Davalı vekili, davanın reddine karar verilmesini talep etmiştir.
Mahkemece davanın reddine dair verilen karar, davacı vekilince temyiz edilmiş, Dairemizin 22/10/2013 günlü, 2013/5218-6412 E-K numaralı ilamı ile bozulmuştur. Bozma ilamına uyularak yapılan yargılama sonucunda alınan bilirkişi raporu doğrultusunda, davalının bazı ödemelerini süresinden sonra yaptığı, davacı kooperatifin üyelerinden gecikme bedeli tahsilatı yaptığı, davacı kooperatif 21/06/1998 tarihli genel kurulun 8. maddesinde alınan karar ile üyelik yükümlülüklerini yerine getirmeyen üyelere verilen sürede borçların asıllarının ve geciken her ay için %10 gecikme zammı ödemelerinin karara bağlandığı, genel kurul kararının sonraki dönem için hüküm ifade edeceği, üyelerin kazanılmış haklarını etkilemeyeceği, kooperatif alacağı hakkında 818 sayılı BK"nun 84. maddesi ve genel kurulda alınan gecikme faizine ilişkin kararın öncelikli olarak uygulanmasının gerektiği, üyelerin ödemelerinin öncelikle faiz ve masraflara mahsup edilerek hesaplama yapılmasının üyelerin eşitliği ilkesine uygun olacağı gerekçesiyle davanın kısmen kabulüne karar verilmiştir.
Kararı davalı vekili temyiz etmiştir.
Dava, kooperatif aidat alacağının işlemiş faizi ile birlikte tahsili için başlatılan icra takibine vaki itirazın iptali istemine ilişkindir.
Mahkemece, Dairemiz"in bozma ilamına uyulmuş ve alınan bilirkişi raporuna göre BK’nın 84. maddesi çerçevesinde bir karar alınmadığı ancak üye ödemelerinin öncelikle asıl alacaktan mahsubunun yapıldığına dair tespit yapılmıştır.
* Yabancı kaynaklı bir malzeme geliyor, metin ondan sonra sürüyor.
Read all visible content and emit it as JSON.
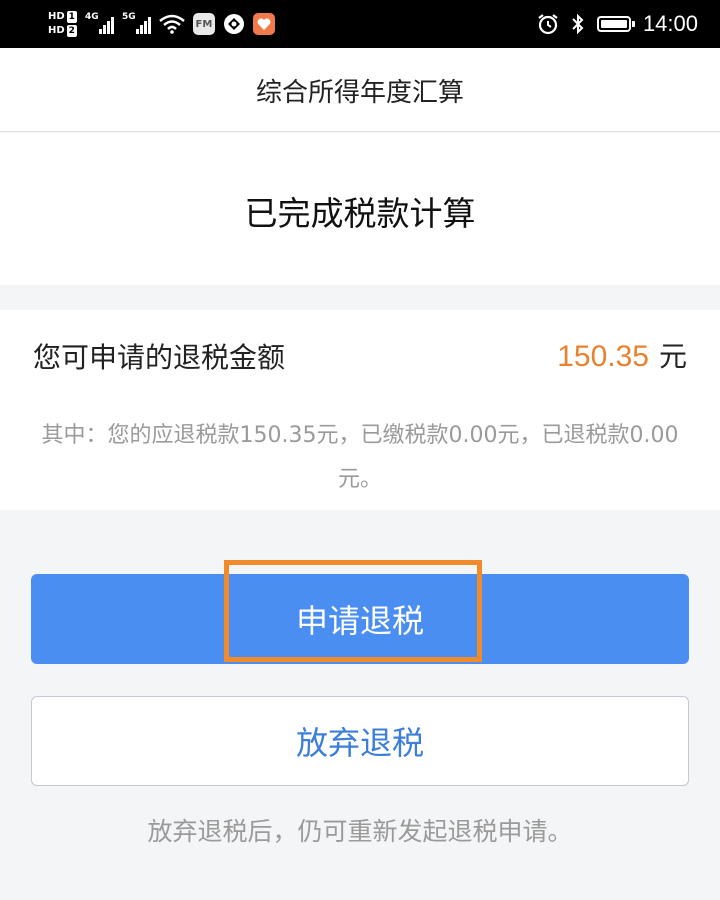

Ancak bu rapor bozma öncesi raporlarla uyumlu değildir. Böylece raporlar arasında çelişki oluştuğu anlaşılmaktadır. Bu durumda Mahkemece raporlar arasındaki çelişki giderilerek sonuca göre karar verilmesi gerekirken yazılı şekilde hüküm kurulması doğru görülmemiş, bozmayı gerektirmiştir.
Ayrıca değerlendirme yapılırken 1163 sayılı Kooperatifler Kanunu"nun 23. maddesine göre, kooperatif ortakları hak ve vecibelerde eşit olduklarından BK"nun 84. maddesinin uygulanmaması yönünde genel kurul kararı alınmışsa veya böyle bir karar alınmamış olmakla birlikte kooperatifin gecikmiş ödemelerin öncelikle anapara borcundan düşülmesi yönünde genel bir uygulaması varsa kooperatif üyesinin borcu genel kurul kararı ya da yerleşik uygulama çerçevesinde belirlenmelidir. BK"nın 84 .maddesi doğrultusunda bir uygulama olmaması halinde kooperatif üyesi lehine sonuç çıkarılması yönündeki ilkeler gözetilmelidir.
SONUÇ: Yukarıda (1) numaralı bentte açıklanan nedenlerle, davalı vekilinin temyiz itirazlarının kabulü ile hükmün, davalı yararına BOZULMASINA, peşin alınan harcın istek halinde iadesine, kararın tebliğinden itibaren 15 gün içerisinde karar düzeltme yolu açık olmak üzere, 22.01.2020 tarihinde oybirliğiyle karar verildi.